Que outro objeto traz lembranças? Olho no meu quarto. Meus olhos percorrem o cômodo buscando, tentando encontrar algo, mas nada.
Acho que daquela época, restou apenas uma antiga panela de alumínio batido, que não sei onde está, se está comigo. Era grande, com cabos nas laterais. Esta panela grossa, pesada, sempre muito limpa e brilhante cozinhou guloseimas feitas pela minha mãe. Doces os mais diversos. Não se compravam doces com a frequência de hoje. Os doces eram feitos em casa, com frutas da estação. Minha mãe fazia doce de leite, doce de abóbora, de mamão verde ralado. O doce de abóbora era o preferido de meu irmão, João. Mas sem cravo da índia, somente o açúcar e a abóbora!

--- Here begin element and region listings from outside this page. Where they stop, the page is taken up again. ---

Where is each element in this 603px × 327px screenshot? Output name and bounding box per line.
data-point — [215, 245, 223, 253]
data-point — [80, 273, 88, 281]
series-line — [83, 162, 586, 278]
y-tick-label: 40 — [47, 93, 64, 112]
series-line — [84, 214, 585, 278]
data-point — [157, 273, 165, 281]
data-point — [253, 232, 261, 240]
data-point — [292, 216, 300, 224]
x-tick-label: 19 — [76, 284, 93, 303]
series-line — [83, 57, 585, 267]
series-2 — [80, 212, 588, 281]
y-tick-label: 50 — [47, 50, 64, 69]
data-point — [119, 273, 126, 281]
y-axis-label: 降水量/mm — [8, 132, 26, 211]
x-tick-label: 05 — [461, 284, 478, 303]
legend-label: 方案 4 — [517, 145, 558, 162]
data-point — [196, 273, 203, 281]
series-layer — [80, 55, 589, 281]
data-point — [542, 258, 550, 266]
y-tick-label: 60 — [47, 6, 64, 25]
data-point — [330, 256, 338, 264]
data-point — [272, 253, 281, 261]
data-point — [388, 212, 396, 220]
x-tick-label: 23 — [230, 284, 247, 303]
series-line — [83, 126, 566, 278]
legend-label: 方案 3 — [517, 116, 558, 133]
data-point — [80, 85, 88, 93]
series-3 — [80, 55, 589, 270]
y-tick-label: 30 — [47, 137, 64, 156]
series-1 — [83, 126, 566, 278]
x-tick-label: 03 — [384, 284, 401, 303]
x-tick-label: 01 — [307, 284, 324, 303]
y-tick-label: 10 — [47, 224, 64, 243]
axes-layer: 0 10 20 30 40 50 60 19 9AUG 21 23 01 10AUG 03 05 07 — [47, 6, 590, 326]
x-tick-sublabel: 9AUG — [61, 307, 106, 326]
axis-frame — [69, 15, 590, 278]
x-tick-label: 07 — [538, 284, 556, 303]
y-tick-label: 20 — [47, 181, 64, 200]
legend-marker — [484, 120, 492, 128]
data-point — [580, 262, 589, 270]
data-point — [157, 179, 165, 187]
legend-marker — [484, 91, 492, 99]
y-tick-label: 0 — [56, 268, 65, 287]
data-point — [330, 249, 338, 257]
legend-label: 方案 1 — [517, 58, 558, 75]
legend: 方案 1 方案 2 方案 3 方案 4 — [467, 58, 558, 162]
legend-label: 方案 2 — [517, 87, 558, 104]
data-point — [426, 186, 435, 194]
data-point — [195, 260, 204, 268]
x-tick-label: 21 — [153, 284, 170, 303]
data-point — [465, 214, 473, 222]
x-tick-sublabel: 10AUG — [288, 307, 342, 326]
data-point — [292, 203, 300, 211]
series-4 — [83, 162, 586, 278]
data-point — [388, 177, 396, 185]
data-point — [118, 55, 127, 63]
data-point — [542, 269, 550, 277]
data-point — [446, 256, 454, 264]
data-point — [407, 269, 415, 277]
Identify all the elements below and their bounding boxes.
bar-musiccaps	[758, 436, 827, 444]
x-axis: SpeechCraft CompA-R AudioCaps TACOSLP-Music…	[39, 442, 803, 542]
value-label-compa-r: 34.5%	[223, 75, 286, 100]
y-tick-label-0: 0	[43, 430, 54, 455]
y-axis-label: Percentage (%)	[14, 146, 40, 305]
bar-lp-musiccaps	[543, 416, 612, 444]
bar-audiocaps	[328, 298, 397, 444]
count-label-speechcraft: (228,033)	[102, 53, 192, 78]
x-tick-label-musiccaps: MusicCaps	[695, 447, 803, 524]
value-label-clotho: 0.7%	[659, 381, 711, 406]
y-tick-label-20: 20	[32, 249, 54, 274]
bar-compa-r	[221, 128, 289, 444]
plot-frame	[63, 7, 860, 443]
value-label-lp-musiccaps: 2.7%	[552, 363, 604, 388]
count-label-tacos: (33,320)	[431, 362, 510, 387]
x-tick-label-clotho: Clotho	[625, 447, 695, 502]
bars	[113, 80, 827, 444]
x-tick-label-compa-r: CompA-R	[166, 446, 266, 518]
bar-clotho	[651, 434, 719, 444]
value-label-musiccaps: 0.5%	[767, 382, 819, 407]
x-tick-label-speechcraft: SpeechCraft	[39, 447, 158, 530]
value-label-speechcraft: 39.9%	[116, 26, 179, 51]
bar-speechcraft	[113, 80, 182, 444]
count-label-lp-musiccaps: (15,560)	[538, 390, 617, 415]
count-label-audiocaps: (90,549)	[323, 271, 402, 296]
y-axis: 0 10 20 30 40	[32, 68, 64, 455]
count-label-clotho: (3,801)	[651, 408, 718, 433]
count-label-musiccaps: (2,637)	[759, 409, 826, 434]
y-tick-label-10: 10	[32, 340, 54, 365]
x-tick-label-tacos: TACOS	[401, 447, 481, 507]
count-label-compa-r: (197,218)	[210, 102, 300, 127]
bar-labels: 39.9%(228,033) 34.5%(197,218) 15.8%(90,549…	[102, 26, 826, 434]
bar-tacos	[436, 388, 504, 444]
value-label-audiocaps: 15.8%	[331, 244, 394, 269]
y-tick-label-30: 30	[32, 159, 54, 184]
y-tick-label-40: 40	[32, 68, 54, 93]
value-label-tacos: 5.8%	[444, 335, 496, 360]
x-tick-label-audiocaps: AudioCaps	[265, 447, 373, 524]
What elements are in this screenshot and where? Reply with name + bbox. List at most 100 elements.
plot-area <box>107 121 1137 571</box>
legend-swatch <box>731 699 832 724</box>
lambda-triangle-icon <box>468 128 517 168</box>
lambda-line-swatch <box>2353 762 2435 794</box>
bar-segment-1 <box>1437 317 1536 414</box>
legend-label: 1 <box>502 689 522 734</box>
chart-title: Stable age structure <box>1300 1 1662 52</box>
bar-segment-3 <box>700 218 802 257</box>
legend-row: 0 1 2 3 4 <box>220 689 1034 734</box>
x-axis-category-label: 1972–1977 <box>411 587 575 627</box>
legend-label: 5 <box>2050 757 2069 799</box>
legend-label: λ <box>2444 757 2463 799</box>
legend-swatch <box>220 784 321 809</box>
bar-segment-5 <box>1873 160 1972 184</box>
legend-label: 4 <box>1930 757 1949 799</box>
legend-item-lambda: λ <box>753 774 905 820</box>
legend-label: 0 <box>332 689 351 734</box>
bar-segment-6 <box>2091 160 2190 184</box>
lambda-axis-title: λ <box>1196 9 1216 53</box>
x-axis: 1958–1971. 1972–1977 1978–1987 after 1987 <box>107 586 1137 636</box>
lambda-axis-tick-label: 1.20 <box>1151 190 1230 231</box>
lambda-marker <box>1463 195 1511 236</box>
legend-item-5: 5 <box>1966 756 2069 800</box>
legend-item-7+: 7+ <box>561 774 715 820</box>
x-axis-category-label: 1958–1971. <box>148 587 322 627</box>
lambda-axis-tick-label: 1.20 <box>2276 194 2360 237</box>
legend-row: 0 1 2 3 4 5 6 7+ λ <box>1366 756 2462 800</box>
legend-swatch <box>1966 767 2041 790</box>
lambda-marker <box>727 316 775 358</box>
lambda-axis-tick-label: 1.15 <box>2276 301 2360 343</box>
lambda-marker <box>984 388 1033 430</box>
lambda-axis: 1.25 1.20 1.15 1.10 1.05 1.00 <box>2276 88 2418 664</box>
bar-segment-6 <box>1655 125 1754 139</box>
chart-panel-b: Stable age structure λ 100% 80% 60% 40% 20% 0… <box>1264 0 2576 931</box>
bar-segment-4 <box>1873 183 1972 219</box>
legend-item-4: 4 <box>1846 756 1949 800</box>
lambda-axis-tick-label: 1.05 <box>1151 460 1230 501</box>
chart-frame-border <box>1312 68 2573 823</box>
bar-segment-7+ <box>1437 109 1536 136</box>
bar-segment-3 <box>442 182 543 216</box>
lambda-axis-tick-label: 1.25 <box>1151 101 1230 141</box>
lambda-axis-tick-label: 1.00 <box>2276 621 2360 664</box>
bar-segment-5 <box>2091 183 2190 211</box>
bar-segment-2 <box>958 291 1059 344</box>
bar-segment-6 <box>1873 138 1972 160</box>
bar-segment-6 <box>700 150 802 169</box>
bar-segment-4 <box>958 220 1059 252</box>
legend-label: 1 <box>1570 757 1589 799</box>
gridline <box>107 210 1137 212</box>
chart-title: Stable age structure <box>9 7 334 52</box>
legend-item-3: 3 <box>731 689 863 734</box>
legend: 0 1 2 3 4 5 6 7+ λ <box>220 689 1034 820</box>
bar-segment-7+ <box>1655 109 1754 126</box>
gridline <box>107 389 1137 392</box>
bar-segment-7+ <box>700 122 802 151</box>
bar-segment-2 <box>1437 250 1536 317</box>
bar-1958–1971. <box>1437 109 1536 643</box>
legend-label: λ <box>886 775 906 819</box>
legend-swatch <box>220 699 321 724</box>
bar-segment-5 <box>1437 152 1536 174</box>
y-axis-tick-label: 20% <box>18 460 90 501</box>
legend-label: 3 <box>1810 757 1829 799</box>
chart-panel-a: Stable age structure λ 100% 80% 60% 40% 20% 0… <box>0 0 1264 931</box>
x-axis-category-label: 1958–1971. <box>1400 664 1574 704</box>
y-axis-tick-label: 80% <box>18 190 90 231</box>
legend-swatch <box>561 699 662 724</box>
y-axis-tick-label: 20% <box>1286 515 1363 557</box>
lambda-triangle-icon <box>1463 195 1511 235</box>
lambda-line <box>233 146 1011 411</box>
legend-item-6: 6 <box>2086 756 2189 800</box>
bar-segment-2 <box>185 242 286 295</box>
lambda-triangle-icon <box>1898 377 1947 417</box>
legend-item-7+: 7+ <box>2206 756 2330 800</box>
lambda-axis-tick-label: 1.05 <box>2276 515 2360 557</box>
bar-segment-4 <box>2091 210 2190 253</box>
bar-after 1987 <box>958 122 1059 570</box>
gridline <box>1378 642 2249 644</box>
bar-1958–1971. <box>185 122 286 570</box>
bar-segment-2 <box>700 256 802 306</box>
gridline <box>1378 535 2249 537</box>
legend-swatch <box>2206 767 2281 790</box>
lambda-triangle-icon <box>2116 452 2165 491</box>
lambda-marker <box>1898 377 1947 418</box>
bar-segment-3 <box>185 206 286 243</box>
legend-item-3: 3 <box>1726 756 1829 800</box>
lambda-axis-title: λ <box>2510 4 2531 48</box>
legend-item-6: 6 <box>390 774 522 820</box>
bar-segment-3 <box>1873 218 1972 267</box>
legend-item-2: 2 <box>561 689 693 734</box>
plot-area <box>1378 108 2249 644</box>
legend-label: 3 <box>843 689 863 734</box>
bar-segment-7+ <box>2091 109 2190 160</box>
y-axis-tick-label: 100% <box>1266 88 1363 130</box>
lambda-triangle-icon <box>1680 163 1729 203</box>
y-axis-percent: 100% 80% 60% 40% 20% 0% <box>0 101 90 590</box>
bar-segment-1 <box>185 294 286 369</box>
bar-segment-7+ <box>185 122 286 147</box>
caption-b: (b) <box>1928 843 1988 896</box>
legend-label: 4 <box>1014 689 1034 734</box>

As guloseimas me lembraram outro objeto. O cilindro. Um cilindro cujos rolos eram de madeira. Grande. Foi muito utilizado para cilindrar massas diversas para pães, bolachas. Quantas e quantas vezes minha mãe fez pães e os cilindrou, enquanto olhávamos atentamente a massa macia passar por entre os grossos rolos de madeira, que eram apertados de tempo em tempo, para que a massa fosse ficando mais fina, assim o pão ficasse mais macio, mais gostoso. Víamos as bolhas que iam se formando, explodindo. Além dos pães, parte da massa era utilizada para fritar. Estas massinhas fritas, quentinhas com café... huuuuuuummm!
Mas e você, que lê este texto agora... Qual o seu objeto?



Comentários

Professor Gerson disse…
Doces recordações de tempos difíceis, mas por isso mesmo especiais...que ficam guardadas no mais recôndito do coração e da alma...e que valem a pena ser rememorados. Gostei demais da viagem que fiz ao tempo com sua cronica.